By weaving together apparently unrelated topics and visual styles as well as text and music, Price seeks to demonstrate that any kind of information, be it dry, catchy or macabre, can be transmitted in an arresting, memorable way.
Art critics, who were generally complimentary about this year's shortlist, were fulsome in their praise of the film.
"It is 20 of the most exhilarating minutes I've ever spent in an art gallery," said Richard Dorment of the Telegraph in his review of the Turner Prize show at Tate Britain in London in October. The exhibition runs until January 6.
"What is more, as I watched it with mounting excitement, I began to realize that I was in the presence of an artwork that has the potential fundamentally to change the way knowledge is transferred, the way we teach and the way we learn."
TONED DOWN TURNER?
The choice of an artist not immediately easy to unravel is likely to prove popular among those in the art establishment who believe the award needs to become more serious after several controversial choices had undermined its credibility.
The Turner Prize has a history of provoking broader debate about the role of art in contemporary life, but the more sober approach also risks seeing it sidelined by the public.
The award to any artist under 50 living, working or born in Britain has helped establish the careers of artists like Damien Hirst and Tracey Emin.
It has also generated shrill headlines from a skeptical press, not least when Martin Creed won in 2001 with an empty room featuring a light that switched on and off.
The closest thing to controversy this year would have been victory for Spartacus Chetwynd, the first pure performance artist to make it to the shortlist who was selected for a show she put on at the Sadie Coles HQ gallery in London.
Best known for her folksy plays, Chetwynd invites visitors to the Tate show to prostrate themselves before a rag puppet "oracle" in the shape of a mandrake root held reverentially by men dressed in green.

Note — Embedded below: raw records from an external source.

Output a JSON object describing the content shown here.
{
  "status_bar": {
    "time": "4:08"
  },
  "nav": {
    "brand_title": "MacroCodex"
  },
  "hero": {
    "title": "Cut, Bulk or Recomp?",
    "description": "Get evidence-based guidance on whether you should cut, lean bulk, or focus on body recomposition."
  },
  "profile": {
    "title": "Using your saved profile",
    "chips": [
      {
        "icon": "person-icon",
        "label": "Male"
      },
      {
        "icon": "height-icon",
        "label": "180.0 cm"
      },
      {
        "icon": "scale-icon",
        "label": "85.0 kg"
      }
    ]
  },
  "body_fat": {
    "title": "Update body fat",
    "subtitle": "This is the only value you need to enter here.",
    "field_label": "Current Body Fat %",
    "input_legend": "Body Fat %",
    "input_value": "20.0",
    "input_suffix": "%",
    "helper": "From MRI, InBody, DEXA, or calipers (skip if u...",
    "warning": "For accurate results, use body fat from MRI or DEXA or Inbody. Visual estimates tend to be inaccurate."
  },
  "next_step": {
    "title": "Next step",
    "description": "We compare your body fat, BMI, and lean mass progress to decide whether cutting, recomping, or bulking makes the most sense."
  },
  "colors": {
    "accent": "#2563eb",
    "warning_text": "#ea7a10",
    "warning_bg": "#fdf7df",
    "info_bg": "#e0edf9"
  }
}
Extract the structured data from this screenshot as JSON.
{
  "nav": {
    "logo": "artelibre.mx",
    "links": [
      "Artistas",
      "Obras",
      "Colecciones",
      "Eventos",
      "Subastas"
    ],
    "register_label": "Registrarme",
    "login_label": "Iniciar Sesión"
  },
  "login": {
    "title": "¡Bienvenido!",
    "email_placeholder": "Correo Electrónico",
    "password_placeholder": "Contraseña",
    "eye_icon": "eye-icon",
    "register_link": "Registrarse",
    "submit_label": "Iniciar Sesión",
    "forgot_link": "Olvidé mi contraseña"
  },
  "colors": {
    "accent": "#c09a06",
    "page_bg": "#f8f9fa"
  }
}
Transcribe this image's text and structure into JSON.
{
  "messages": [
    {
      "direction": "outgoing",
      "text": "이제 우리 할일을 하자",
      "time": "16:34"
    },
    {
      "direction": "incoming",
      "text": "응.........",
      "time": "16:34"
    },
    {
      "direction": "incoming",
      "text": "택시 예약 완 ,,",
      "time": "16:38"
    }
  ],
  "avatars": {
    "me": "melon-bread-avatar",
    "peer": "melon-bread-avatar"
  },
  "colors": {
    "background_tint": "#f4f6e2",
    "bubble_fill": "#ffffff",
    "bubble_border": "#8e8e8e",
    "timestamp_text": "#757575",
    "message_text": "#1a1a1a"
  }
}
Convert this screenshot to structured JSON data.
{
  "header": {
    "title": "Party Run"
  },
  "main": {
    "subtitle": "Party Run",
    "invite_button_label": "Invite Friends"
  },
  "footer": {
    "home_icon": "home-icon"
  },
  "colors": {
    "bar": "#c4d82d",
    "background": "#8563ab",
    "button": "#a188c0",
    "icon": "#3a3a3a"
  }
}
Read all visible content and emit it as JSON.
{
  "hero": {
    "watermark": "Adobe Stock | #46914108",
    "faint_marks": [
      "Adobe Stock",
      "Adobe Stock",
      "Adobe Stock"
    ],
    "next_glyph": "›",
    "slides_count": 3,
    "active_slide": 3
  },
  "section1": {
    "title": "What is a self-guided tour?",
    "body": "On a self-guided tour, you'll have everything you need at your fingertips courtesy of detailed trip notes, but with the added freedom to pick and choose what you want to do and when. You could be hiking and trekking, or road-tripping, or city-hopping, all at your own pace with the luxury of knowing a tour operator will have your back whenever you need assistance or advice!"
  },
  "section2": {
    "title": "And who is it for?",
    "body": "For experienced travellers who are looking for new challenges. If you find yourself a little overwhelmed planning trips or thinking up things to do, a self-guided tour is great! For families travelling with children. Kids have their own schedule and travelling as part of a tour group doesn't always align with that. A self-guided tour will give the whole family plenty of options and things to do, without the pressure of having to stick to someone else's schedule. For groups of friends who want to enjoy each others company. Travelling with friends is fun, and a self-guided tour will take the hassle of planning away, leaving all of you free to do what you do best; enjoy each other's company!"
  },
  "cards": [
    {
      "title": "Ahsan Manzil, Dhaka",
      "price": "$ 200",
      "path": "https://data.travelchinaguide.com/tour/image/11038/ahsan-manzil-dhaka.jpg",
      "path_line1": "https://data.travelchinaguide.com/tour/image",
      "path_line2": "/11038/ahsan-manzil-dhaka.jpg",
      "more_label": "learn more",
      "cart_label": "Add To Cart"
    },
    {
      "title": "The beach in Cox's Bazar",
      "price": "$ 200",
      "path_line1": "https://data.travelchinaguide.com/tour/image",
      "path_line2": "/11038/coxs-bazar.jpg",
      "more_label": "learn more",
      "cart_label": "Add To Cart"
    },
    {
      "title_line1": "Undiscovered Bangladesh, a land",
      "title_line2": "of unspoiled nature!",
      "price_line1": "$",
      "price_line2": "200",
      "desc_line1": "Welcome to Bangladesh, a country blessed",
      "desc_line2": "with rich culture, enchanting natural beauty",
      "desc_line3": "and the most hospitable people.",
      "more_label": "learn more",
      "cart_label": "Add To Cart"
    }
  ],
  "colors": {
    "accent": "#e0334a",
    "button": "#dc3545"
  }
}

"Craziness is everywhere in this year's Turner Prize," Guardian art critic Adrian Searle said in a video tour.
Noble produces less hectic, more studied art in the form of meticulous pencil drawings of a fictional metropolis called Nobson Newtown.
The fourth nominee was Luke Fowler, nominated for a solo exhibition at Inverleith House, Edinburgh, which showcased his new film exploring the life of Scottish psychiatrist, R.D. Laing.
The 93-minute film, screened in a mini-theatre at the Tate, divided the art establishment.
"This is undeniably a beguiling documentary," said Sunday Telegraph arts editor Alastair Smart.
"But I wonder if, at 90 minutes long, an art gallery is the right setting for it. This isn't so much film art as an arty film, and its inclusion does neither Fowler nor the Turner any favours."